One data center project required T-columns to be constructed to hold a pipe trestle. The piping was used to carry cooling water from a central plant to three buildings. Most of the T-columns were off, however – the civil engineering contractor built them a little too low or a little too high. To avoid the long delay of rebuilding them, we came up with a workaround solution.
That’s what we discovered the day we were 25 feet high in the open air of Oklahoma, atop a concrete T-column, the first of 75 such columns at a complex of data centers. We were installing the initial stretch of 36-inch pipe to the column’s hammerhead – pipe that ultimately would carry cooling water from a central plant to three buildings in the complex.
Only we couldn’t affix the pipe. Even though another company’s Quality Control had shown the T-support to be correct in the model, it was low by several inches. An inch or less would’ve been fine; several is a problem to solve.
As it turns out, a third of the 75 load-bearing T-columns had the wrong elevation. Some were too high, others too low. The variations ranged from six inches to nearly two feet.

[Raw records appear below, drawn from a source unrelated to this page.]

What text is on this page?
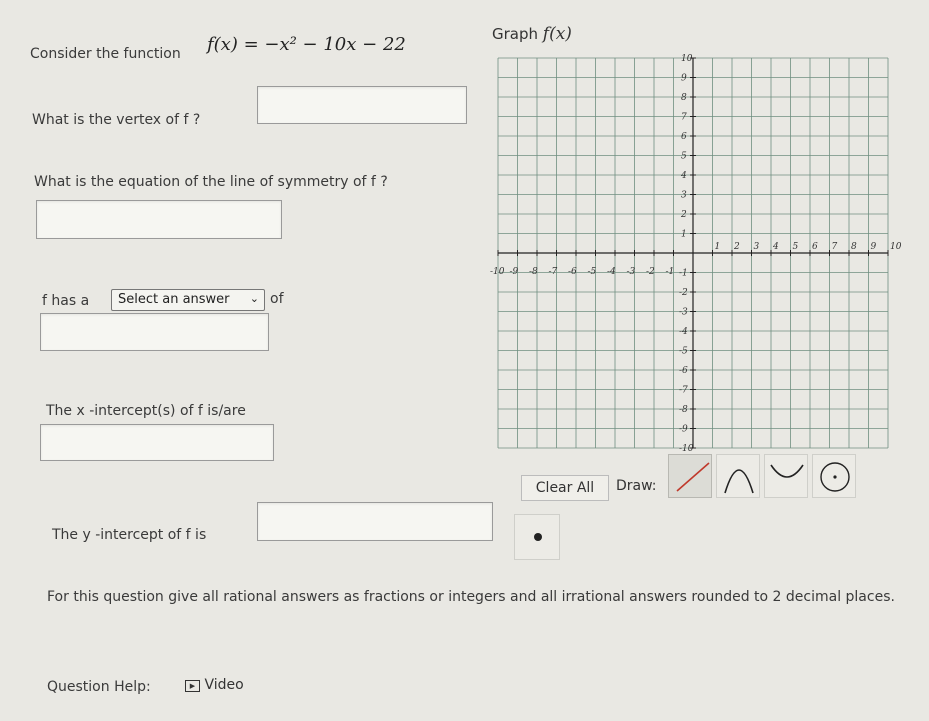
Consider the function f(x) = −x² − 10x − 22	Graph f(x)
What is the vertex of f ?
What is the equation of the line of symmetry of f ?
f has a	Select an answer ⌄ of
The x -intercept(s) of f is/are
The y -intercept of f is
-10 -9 -8 -7 -6 -5 -4 -3 -2 -1
1 2 3 4 5 6 7 8 9 10
10
9
8
7
6
5
4
3
2
1
-1
-2
-3
-4
-5
-6
-7
-8
-9
-10
Clear All	Draw:
For this question give all rational answers as fractions or integers and all irrational answers rounded to 2 decimal places.
Question Help:	▶ Video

If mechanical pipe were flexible, the half-mile of trestle system would’ve resembled gently rolling waves. But 36-inch pipe doesn’t offset easily, of course. It needs steady, uncompromising structural support – and we still had a data center to bring online, quick.
Now, a big problem to solve.
Batchelor & Kimball brought in a trusted engineering partner for consultation. Working with the general contractor and our Atlanta office, our onsite team came up with a solution: Create custom-fitted supports that could be affixed to the steel embedded at the top of the hammerhead.
Some of the supports would be steel W beams, others would be I-beams or tube steel. Each support would be sized to address the gap (height differential) while being strong enough to bear the load.
That would work for most of the T-columns – those that were off by 18 inches or less. The others required the concrete contractor to install new hammerheads at the correct elevation.
“It was a good solution,” says Dominic LaRocca, B&K’s site superintendent on the project, “but for it to work without affecting the project timetable, we needed a way to organize a lot of different activity at once.”
Meaning: Some of our team members would proceed with pipe installation on the T-supports that had the right elevation, while other members corrected the supports that could be fixed. At the same time, the concrete contractor would replace hammerheads on the columns that were way off.
“Coordinating all of this probably saved the client a delay of a month and a half to replace the T-columns,” says Michael Patman, project manager. “The teamwork and the communication of the parties involved made all the difference.”
So did the prefabrication approach. “All of the pipe was prefabricated in Atlanta and shipped on tractor-trailers,” LaRocca said. “The accuracy of that fabrication was key to our success.”
“Success” meant ensuring that the work was turned over on schedule, despite having to rework the installation sequences.
“Coordinating all of this probably saved the client a delay of a month and a half.”